In short, we should at least think about restructuring the priority of rights in Bayh-Dole so as to be more consistent with the scholarly evidence as to what produces more entrepreneurship and innovation, and so as to prevent the exploitation that Katalin Karikó experienced.
Conclusion
One provocative recommendation is that Congress should think about banning universities from trying to make researchers sign over all rights to their own inventions/discoveries, and instead recognize (as did the Supreme Court) that actual inventors have the presumptive right to patent their own work.
That idea probably wouldn’t fly politically, but Congress could also incentivize universities and researchers to use a uniform, streamlined agreement that would give the actual researchers, say, an automatic 80% stake in their own inventions/discoveries.

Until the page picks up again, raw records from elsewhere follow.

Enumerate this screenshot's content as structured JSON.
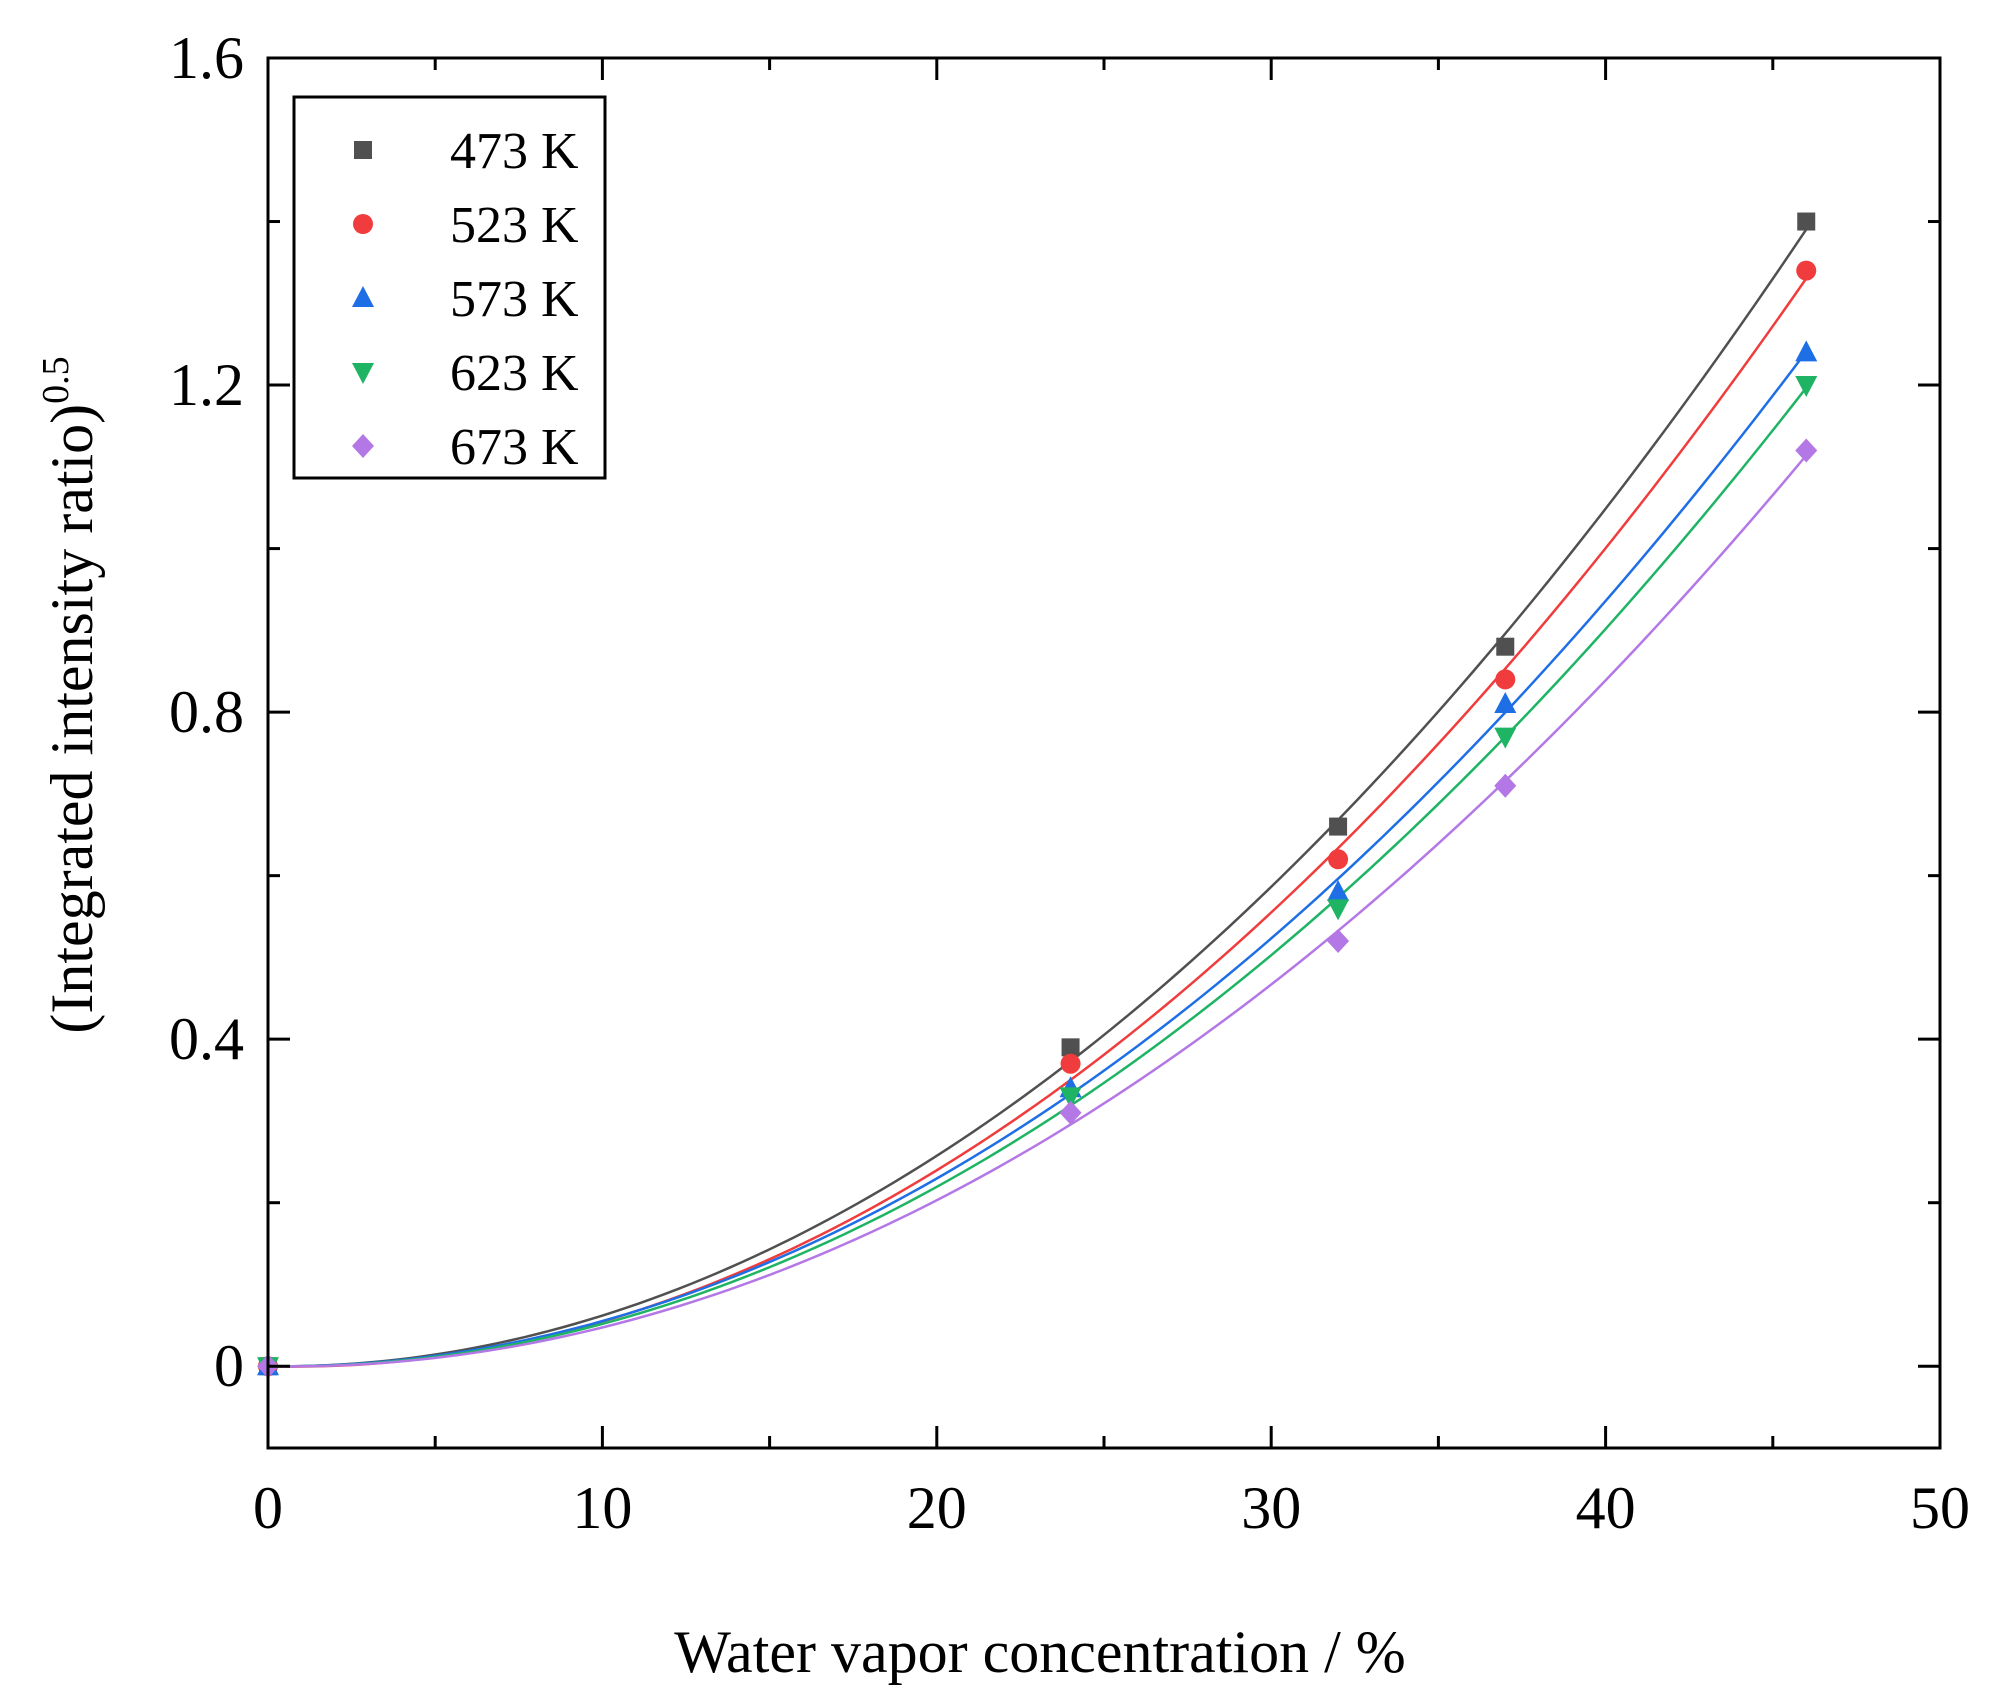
{
  "chart_data": {
    "type": "scatter",
    "xlabel": "Water vapor concentration / %",
    "ylabel": {
      "main": "(Integrated intensity ratio)",
      "superscript": "0.5"
    },
    "xlim": [
      0,
      50
    ],
    "ylim": [
      -0.1,
      1.6
    ],
    "x_ticks": [
      0,
      10,
      20,
      30,
      40,
      50
    ],
    "x_tick_labels": [
      "0",
      "10",
      "20",
      "30",
      "40",
      "50"
    ],
    "y_ticks": [
      0,
      0.4,
      0.8,
      1.2,
      1.6
    ],
    "y_tick_labels": [
      "0",
      "0.4",
      "0.8",
      "1.2",
      "1.6"
    ],
    "grid": false,
    "legend_position": "top-left",
    "fit_lines": "smooth quadratic fit curve per series",
    "series": [
      {
        "name": "473 K",
        "color": "#505050",
        "marker": "square",
        "x": [
          0,
          24,
          32,
          37,
          46
        ],
        "y": [
          0,
          0.39,
          0.66,
          0.88,
          1.4
        ]
      },
      {
        "name": "523 K",
        "color": "#f03c3c",
        "marker": "circle",
        "x": [
          0,
          24,
          32,
          37,
          46
        ],
        "y": [
          0,
          0.37,
          0.62,
          0.84,
          1.34
        ]
      },
      {
        "name": "573 K",
        "color": "#1e6ee6",
        "marker": "triangle-up",
        "x": [
          0,
          24,
          32,
          37,
          46
        ],
        "y": [
          0,
          0.34,
          0.58,
          0.81,
          1.24
        ]
      },
      {
        "name": "623 K",
        "color": "#1eb464",
        "marker": "triangle-down",
        "x": [
          0,
          24,
          32,
          37,
          46
        ],
        "y": [
          0,
          0.33,
          0.56,
          0.77,
          1.2
        ]
      },
      {
        "name": "673 K",
        "color": "#b478e6",
        "marker": "diamond",
        "x": [
          0,
          24,
          32,
          37,
          46
        ],
        "y": [
          0,
          0.31,
          0.52,
          0.71,
          1.12
        ]
      }
    ]
  }
}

Researchers should have the option of working with university TTOs if they so choose (as many of them will do), but they shouldn’t be forced to do so. Universities (as well as the government) should at most be entitled to a reasonable percentage of royalties, not to entire control such that it is possible to exclude a Kariko from her own work or to tie up researchers in years of litigation because the university wants 90% of the royalties.
More broadly, Congress should commission an independent audit of Bayh-Dole compliance, practices, and outcomes. Such an audit could be transformative—it would show the outcomes across the board, both positive and negative. With such an audit in hand, Congress would have the information necessary to rethink innovation policy at a deeper level.
I believe Emory held a patent on molnupiravir, one of the drugs that had some early success in treating COVID, that they licensed out in 2022.
If we eliminate the ability of universities to capture rights to inventions, does this lead to universities having fewer faculty in fields that could potentially patent useful inventions (computers, biotech-adjacent fields, etc)? After all if a corporate entity couldn't control patents generated by their employees, the whole world of VC-funded biotech would fall apart in a heartbeat. Universities have other priorities, obviously, and are probably not as efficient about all this as a startup biotech would be, but the same incentives seem to apply to some degree.
Wow the amount Penn got is gobsmacking!